A draft version of the Justice Department's internal investigation of Bush Administration lawyers who wrote memos authorizing torture has concluded that at least two of them are guilty of significant misconduct, two sources with direct knowledge of the draft said.
The Associated Press reported tonight that the draft version of the report does not recommend criminal charges against lawyers John Yoo and Jay Bybee. But the sources said that the report lays out, in exquisite detail, a significant number of exchanges between the lawyers and the White House as several of the memos were being crafted. The report includes excerpts from internal memoranda and e-mail messages.

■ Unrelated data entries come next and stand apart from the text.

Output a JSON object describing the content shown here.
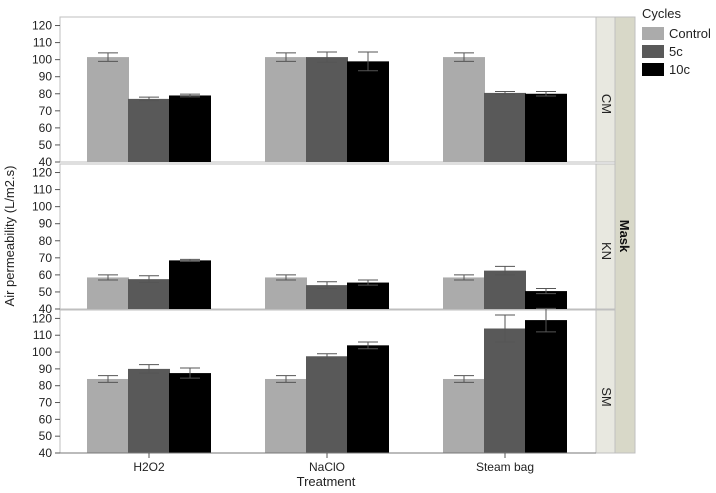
{
  "chart_data": {
    "type": "bar",
    "title": "",
    "xlabel": "Treatment",
    "ylabel": "Air permeability (L/m2.s)",
    "facet_title": "Mask",
    "legend_title": "Cycles",
    "legend_position": "top-right",
    "categories": [
      "H2O2",
      "NaClO",
      "Steam bag"
    ],
    "series_names": [
      "Control",
      "5c",
      "10c"
    ],
    "colors": [
      "#ababab",
      "#595959",
      "#000000"
    ],
    "ylim": [
      40,
      125
    ],
    "yticks": [
      "40",
      "50",
      "60",
      "70",
      "80",
      "90",
      "100",
      "110",
      "120"
    ],
    "facets": [
      {
        "label": "CM",
        "series": [
          {
            "name": "Control",
            "values": [
              101.5,
              101.5,
              101.5
            ],
            "errors": [
              2.5,
              2.5,
              2.5
            ]
          },
          {
            "name": "5c",
            "values": [
              77,
              101.5,
              80.5
            ],
            "errors": [
              1,
              3,
              0.8
            ]
          },
          {
            "name": "10c",
            "values": [
              79,
              99,
              80
            ],
            "errors": [
              0.8,
              5.5,
              1.3
            ]
          }
        ]
      },
      {
        "label": "KN",
        "series": [
          {
            "name": "Control",
            "values": [
              58.5,
              58.5,
              58.5
            ],
            "errors": [
              1.5,
              1.5,
              1.5
            ]
          },
          {
            "name": "5c",
            "values": [
              57.5,
              54,
              62.5
            ],
            "errors": [
              2,
              2,
              2.5
            ]
          },
          {
            "name": "10c",
            "values": [
              68.5,
              55.5,
              50.5
            ],
            "errors": [
              0.6,
              1.5,
              1.5
            ]
          }
        ]
      },
      {
        "label": "SM",
        "series": [
          {
            "name": "Control",
            "values": [
              84,
              84,
              84
            ],
            "errors": [
              2,
              2,
              2
            ]
          },
          {
            "name": "5c",
            "values": [
              90,
              97.5,
              114
            ],
            "errors": [
              2.5,
              1.5,
              8
            ]
          },
          {
            "name": "10c",
            "values": [
              87.5,
              104,
              119
            ],
            "errors": [
              3,
              2,
              7
            ]
          }
        ]
      }
    ]
  }
}
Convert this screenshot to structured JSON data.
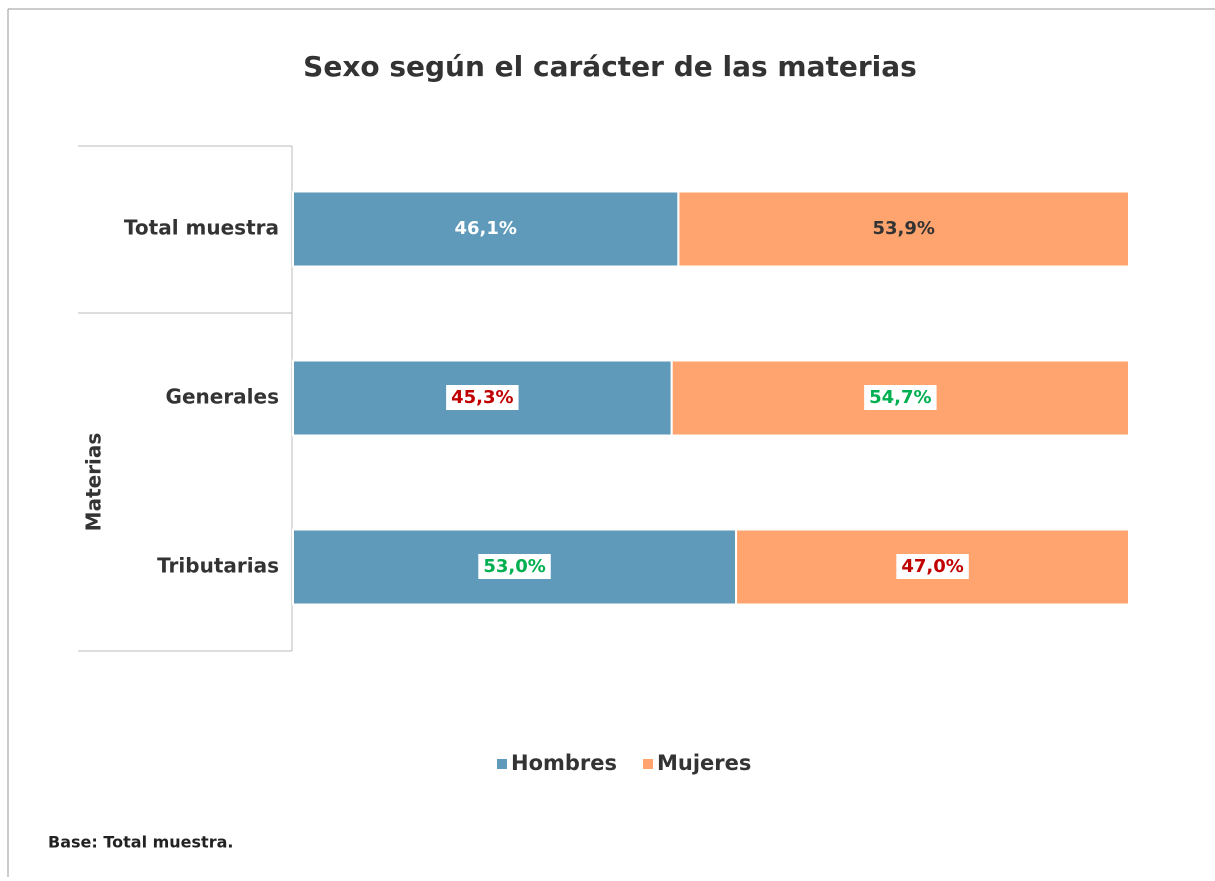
{
  "chart_data": {
    "type": "stacked_bar_100",
    "title": "Sexo según el carácter de las materias",
    "y_label": "Materias",
    "categories": [
      "Total muestra",
      "Generales",
      "Tributarias"
    ],
    "series": [
      {
        "name": "Hombres",
        "color": "#5f9aba",
        "values": [
          46.1,
          45.3,
          53.0
        ],
        "value_labels": [
          "46,1%",
          "45,3%",
          "53,0%"
        ],
        "label_colors": [
          "#ffffff",
          "#c00000",
          "#00b050"
        ],
        "label_backgrounds": [
          null,
          "#ffffff",
          "#ffffff"
        ]
      },
      {
        "name": "Mujeres",
        "color": "#ffa46e",
        "values": [
          53.9,
          54.7,
          47.0
        ],
        "value_labels": [
          "53,9%",
          "54,7%",
          "47,0%"
        ],
        "label_colors": [
          "#333333",
          "#00b050",
          "#c00000"
        ],
        "label_backgrounds": [
          null,
          "#ffffff",
          "#ffffff"
        ]
      }
    ],
    "legend": "bottom",
    "note": "Base: Total muestra."
  }
}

Ostensibly, Yoo, an attorney for the Office of Legal Counsel and Bybee, that section's chief, were tasked by Attorney General John Ashcroft with determining whether so-called "enhanced interrogation techniques" violated U.S. law and treaty obligations. But a draft report, prepared by the Justice Department's Office of Professional Review, suggests that, at the direction of the White House, the OLC worked to justify a policy that had already been determined and did not begin their inquiry from a neutral position.
It is not clear -- and sources would not say -- who in the White House communicated with the two lawyers about the memos, and it is not clear whether Yoo or Bybee felt unduly pressured to provide a legal framework for a decision already made by senior administration officials.